Saya menebus air dari lubang saya dan kemudian memasukkan tangan saya ke tanah, mencampurnya dengan kompos. Saya berjalan dan memilih pohon yang tampak menjanjikan, dengan akar putih yang indah dan batang yang panjang. Beberapa dari mereka telah menunggu lama untuk giliran mereka ditempatkan di bumi. Banyak yang memiliki daun yang digigit serangga, atau tidak ada daun sama sekali. Di bawah kulit kayu, batangnya masih terlihat hijau, jadi kami menanamnya.

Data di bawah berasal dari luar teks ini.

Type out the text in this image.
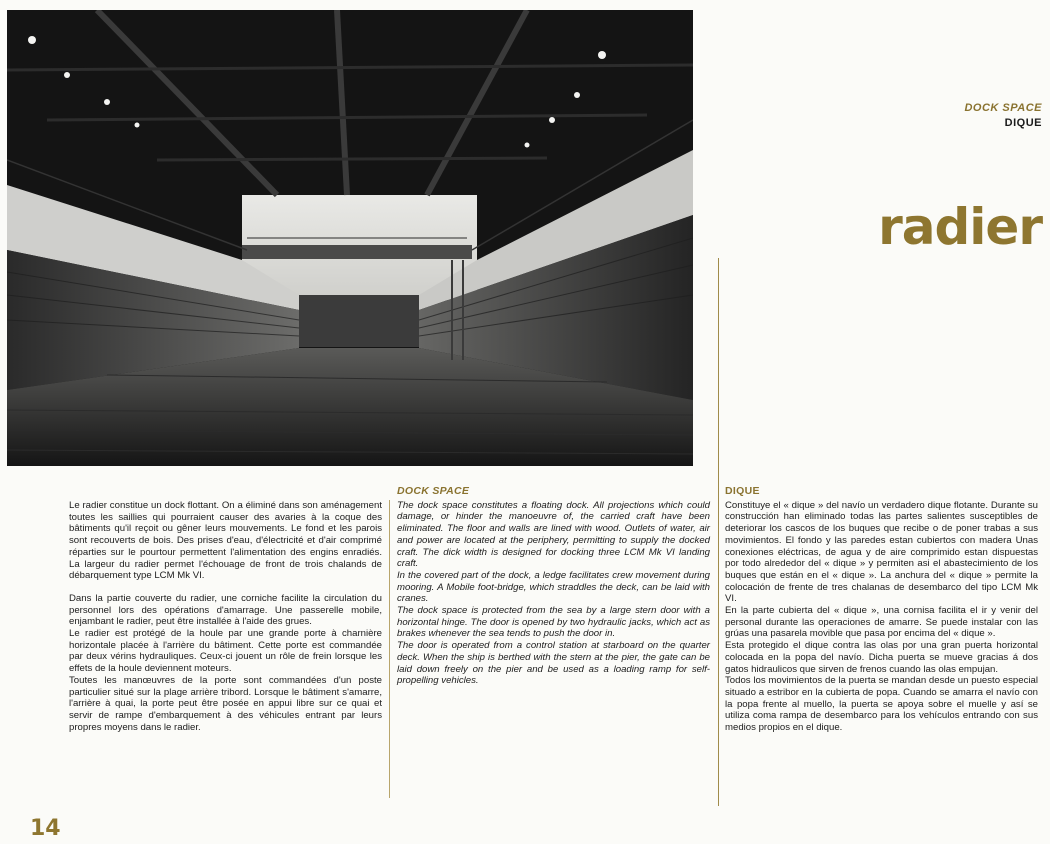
DOCK SPACE
DIQUE
radier

Le radier constitue un dock flottant. On a éliminé dans son aménagement toutes les saillies qui pourraient causer des avaries à la coque des bâtiments qu'il reçoit ou gêner leurs mouvements. Le fond et les parois sont recouverts de bois. Des prises d'eau, d'électricité et d'air comprimé réparties sur le pourtour permettent l'alimentation des engins enradiés. La largeur du radier permet l'échouage de front de trois chalands de débarquement type LCM Mk VI.

Dans la partie couverte du radier, une corniche facilite la circulation du personnel lors des opérations d'amarrage. Une passerelle mobile, enjambant le radier, peut être installée à l'aide des grues.

Le radier est protégé de la houle par une grande porte à charnière horizontale placée à l'arrière du bâtiment. Cette porte est commandée par deux vérins hydrauliques. Ceux-ci jouent un rôle de frein lorsque les effets de la houle deviennent moteurs.

Toutes les manœuvres de la porte sont commandées d'un poste particulier situé sur la plage arrière tribord. Lorsque le bâtiment s'amarre, l'arrière à quai, la porte peut être posée en appui libre sur ce quai et servir de rampe d'embarquement à des véhicules entrant par leurs propres moyens dans le radier.

DOCK SPACE

The dock space constitutes a floating dock. All projections which could damage, or hinder the manoeuvre of, the carried craft have been eliminated. The floor and walls are lined with wood. Outlets of water, air and power are located at the periphery, permitting to supply the docked craft. The dick width is designed for docking three LCM Mk VI landing craft.

In the covered part of the dock, a ledge facilitates crew movement during mooring. A Mobile foot-bridge, which straddles the deck, can be laid with cranes.

The dock space is protected from the sea by a large stern door with a horizontal hinge. The door is opened by two hydraulic jacks, which act as brakes whenever the sea tends to push the door in.

The door is operated from a control station at starboard on the quarter deck. When the ship is berthed with the stern at the pier, the gate can be laid down freely on the pier and be used as a loading ramp for self-propelling vehicles.

DIQUE

Constituye el « dique » del navío un verdadero dique flotante. Durante su construcción han eliminado todas las partes salientes susceptibles de deteriorar los cascos de los buques que recibe o de poner trabas a sus movimientos. El fondo y las paredes estan cubiertos con madera Unas conexiones eléctricas, de agua y de aire comprimido estan dispuestas por todo alrededor del « dique » y permiten asi el abastecimiento de los buques que están en el « dique ». La anchura del « dique » permite la colocación de frente de tres chalanas de desembarco del tipo LCM Mk VI.

En la parte cubierta del « dique », una cornisa facilita el ir y venir del personal durante las operaciones de amarre. Se puede instalar con las grúas una pasarela movible que pasa por encima del « dique ».

Esta protegido el dique contra las olas por una gran puerta horizontal colocada en la popa del navío. Dicha puerta se mueve gracias á dos gatos hidraulicos que sirven de frenos cuando las olas empujan.

Todos los movimientos de la puerta se mandan desde un puesto especial situado a estribor en la cubierta de popa. Cuando se amarra el navío con la popa frente al muello, la puerta se apoya sobre el muelle y así se utiliza coma rampa de desembarco para los vehículos entrando con sus medios propios en el dique.

14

Kami menanam banyak varietas pohon cemara kering tropis. Mereka tampak berbeda: duri, jarum, dedaunan kecil dan dedaunan besar. Beberapa sudah tumbuh tinggi dan kuat, yang lain hampir tidak memiliki akar dan tidak bisa berdiri tegak. Kami meletakkan tongkat di tanah di sebelah mereka, di mana mereka bisa bersandar dengan nyaman sementara mereka menyerap matahari India.
[Catatan: Kisah ini diproduksi oleh Glimpse Correspondents Programme, di mana penulis dan fotografer mengembangkan narasi bentuk panjang untuk Matador.]